The Red Sox have made an even bigger splash. For losing Orlando Cabrera, they drafted center fielder Jacoby Ellsbury. Losing Pedro Martinez brought Clay Buchholz, now pitching in Class AAA. Losing Johnny Damon brought reliever Daniel Bard, who has allowed one earned run in his first 10 innings for Boston.

“The Red Sox have picked right around us, and they have made great choices in their drafts from 2003 on,” Cashman said. “The bottom line is, this is the foundation of your future.”

In 2004, when the Red Sox lost their first-round pick to Oakland for signing closer Keith Foulke, they recovered by taking Dustin Pedroia in the second round. The Yankees passed on Pedroia four times, for Phil Hughes in the first round and three forgettable choices. Cashman was not involved in the Yankees’ draft before 2006.

“I was actually told to stay out of it,” he said. “That was when New York’s charge was to run the major league side and the minor leaguers. The amateur side was run separately and completely apart from the major league office.”

Damon Oppenheimer, the vice president for amateur scouting, has authority over the Yankees’ selections. With backing from ownership, Cashman has empowered Oppenheimer to take risks and seek players other teams may avoid because of injury or financial concerns.

The strategy has brought the Yankees several of their best prospects, including pitchers Andrew Brackman and Mark Melancon, who had existing elbow troubles; Austin Romine, a high school catcher who signed for $500,000; and Austin Jackson, a high school outfielder who signed for $800,000.

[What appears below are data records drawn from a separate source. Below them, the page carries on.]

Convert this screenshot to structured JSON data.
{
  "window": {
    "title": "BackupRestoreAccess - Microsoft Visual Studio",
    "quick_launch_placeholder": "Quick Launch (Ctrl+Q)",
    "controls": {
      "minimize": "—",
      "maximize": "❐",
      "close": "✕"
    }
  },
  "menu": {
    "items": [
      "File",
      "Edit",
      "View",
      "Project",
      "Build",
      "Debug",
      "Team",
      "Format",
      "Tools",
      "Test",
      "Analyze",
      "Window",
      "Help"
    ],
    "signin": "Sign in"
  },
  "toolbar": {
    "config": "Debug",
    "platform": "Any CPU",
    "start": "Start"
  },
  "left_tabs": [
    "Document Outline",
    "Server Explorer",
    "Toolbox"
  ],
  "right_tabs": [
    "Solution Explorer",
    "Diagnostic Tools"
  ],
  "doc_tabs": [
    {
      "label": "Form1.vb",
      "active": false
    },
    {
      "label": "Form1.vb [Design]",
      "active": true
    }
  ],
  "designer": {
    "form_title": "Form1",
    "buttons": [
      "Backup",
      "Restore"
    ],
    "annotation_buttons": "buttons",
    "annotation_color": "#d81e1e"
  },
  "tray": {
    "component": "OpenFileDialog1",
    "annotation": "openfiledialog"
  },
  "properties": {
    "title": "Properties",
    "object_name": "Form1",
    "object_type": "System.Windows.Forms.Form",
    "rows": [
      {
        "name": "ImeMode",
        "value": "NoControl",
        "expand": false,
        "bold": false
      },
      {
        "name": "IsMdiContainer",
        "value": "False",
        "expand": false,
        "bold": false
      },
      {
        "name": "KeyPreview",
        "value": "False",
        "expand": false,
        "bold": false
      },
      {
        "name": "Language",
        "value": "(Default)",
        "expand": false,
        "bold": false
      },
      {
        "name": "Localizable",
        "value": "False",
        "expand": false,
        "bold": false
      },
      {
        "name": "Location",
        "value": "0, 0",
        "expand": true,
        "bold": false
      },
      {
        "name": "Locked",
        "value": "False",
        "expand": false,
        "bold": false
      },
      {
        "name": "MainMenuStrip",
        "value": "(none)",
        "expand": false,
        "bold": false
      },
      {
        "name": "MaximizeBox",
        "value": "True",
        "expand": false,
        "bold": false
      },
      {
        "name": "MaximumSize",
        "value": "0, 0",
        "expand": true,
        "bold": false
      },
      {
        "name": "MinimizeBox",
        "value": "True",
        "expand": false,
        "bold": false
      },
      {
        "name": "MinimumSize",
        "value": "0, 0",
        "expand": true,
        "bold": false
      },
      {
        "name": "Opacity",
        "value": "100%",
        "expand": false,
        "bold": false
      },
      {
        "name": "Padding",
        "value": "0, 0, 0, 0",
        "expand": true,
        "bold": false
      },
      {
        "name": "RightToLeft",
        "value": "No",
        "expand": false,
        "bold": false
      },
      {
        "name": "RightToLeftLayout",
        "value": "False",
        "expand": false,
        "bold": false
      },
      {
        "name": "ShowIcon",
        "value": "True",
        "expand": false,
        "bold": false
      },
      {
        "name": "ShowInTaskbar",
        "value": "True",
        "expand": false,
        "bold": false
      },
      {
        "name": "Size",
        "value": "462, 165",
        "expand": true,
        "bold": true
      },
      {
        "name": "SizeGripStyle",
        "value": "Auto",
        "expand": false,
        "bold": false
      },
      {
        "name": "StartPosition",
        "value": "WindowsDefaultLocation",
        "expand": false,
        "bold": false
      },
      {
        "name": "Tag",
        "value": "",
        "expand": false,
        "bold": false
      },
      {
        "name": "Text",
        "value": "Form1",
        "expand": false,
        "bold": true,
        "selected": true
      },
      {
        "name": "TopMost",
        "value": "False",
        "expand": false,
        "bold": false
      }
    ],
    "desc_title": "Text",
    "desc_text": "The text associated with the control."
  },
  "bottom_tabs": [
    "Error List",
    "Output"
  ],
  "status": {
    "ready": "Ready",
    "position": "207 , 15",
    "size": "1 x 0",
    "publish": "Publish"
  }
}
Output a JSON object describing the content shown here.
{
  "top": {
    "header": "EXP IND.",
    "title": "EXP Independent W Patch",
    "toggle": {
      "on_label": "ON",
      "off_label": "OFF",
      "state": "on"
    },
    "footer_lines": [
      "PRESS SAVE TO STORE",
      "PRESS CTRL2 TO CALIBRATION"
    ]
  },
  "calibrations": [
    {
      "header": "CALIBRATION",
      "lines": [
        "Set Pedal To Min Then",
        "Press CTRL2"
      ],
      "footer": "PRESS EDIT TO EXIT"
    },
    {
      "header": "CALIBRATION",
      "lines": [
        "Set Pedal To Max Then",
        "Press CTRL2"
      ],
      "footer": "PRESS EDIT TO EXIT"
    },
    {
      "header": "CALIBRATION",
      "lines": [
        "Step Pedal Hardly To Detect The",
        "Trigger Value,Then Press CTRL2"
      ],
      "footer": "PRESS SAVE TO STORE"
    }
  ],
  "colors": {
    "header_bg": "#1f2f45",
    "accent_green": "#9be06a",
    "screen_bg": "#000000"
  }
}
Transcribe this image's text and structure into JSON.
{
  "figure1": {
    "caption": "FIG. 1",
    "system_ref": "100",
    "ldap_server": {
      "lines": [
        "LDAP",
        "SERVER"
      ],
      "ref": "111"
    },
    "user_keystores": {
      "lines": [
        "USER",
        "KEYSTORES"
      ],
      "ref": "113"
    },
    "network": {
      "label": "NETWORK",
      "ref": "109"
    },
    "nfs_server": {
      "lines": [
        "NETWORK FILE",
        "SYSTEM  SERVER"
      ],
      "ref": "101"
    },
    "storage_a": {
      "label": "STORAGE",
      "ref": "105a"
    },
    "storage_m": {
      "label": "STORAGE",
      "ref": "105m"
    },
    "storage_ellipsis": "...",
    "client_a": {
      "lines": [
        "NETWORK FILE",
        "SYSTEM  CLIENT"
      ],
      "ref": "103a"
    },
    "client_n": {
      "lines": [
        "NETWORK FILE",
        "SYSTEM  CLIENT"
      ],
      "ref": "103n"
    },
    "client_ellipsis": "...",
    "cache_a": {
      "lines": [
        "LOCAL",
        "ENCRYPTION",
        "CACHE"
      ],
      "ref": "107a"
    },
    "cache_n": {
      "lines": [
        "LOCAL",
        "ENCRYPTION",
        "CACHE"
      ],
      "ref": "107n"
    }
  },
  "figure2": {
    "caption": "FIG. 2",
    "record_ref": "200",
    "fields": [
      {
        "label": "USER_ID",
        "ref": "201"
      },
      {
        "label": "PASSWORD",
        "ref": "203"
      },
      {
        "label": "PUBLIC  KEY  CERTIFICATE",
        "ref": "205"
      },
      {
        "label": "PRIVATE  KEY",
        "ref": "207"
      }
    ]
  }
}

Reliever Dave Robertson, who has a 2.08 earned run average in 11 games this season, told teams not to bother drafting him in 2006 unless they took him in the first three rounds. He had two years of eligibility remaining at the University of Alabama, and he expected to improve his draft status as a junior.

Teams complied with Robertson’s request until the 17th round, when the Yankees picked him. They offered $200,000, and Robertson knew it was a good deal. Two years earlier, when the Oakland Athletics had drafted his brother, Connor, in the 31st round, they gave him $1,500. “And he probably would have taken $15,” Robertson said.

Robertson took the $200,000 — considered an outrageous sum for a 17th-round pick — and advanced quickly in the Yankees’ farm system. The team will look for similar gambles this year.

“Because of where we pick, we have to take risks to find some gems,” Cashman said. “It forces you to take chances.”

But creativity has limits. The Yankees never had a chance to draft many of the top players in their division, including Roy Halladay of Toronto, Nick Markakis of Baltimore or Evan Longoria of Tampa Bay.

And they almost certainly will have no shot at catcher Bryce Harper, a high school sophomore who is not yet eligible for the draft. He landed on the cover of Sports Illustrated last week and said he would love to be a Yankee. But if Harper is as good as advertised, he will never fall to them.

“The only way to play your cards right then is to lose 100 games,” Cashman said, laughing. “I don’t want to do that.”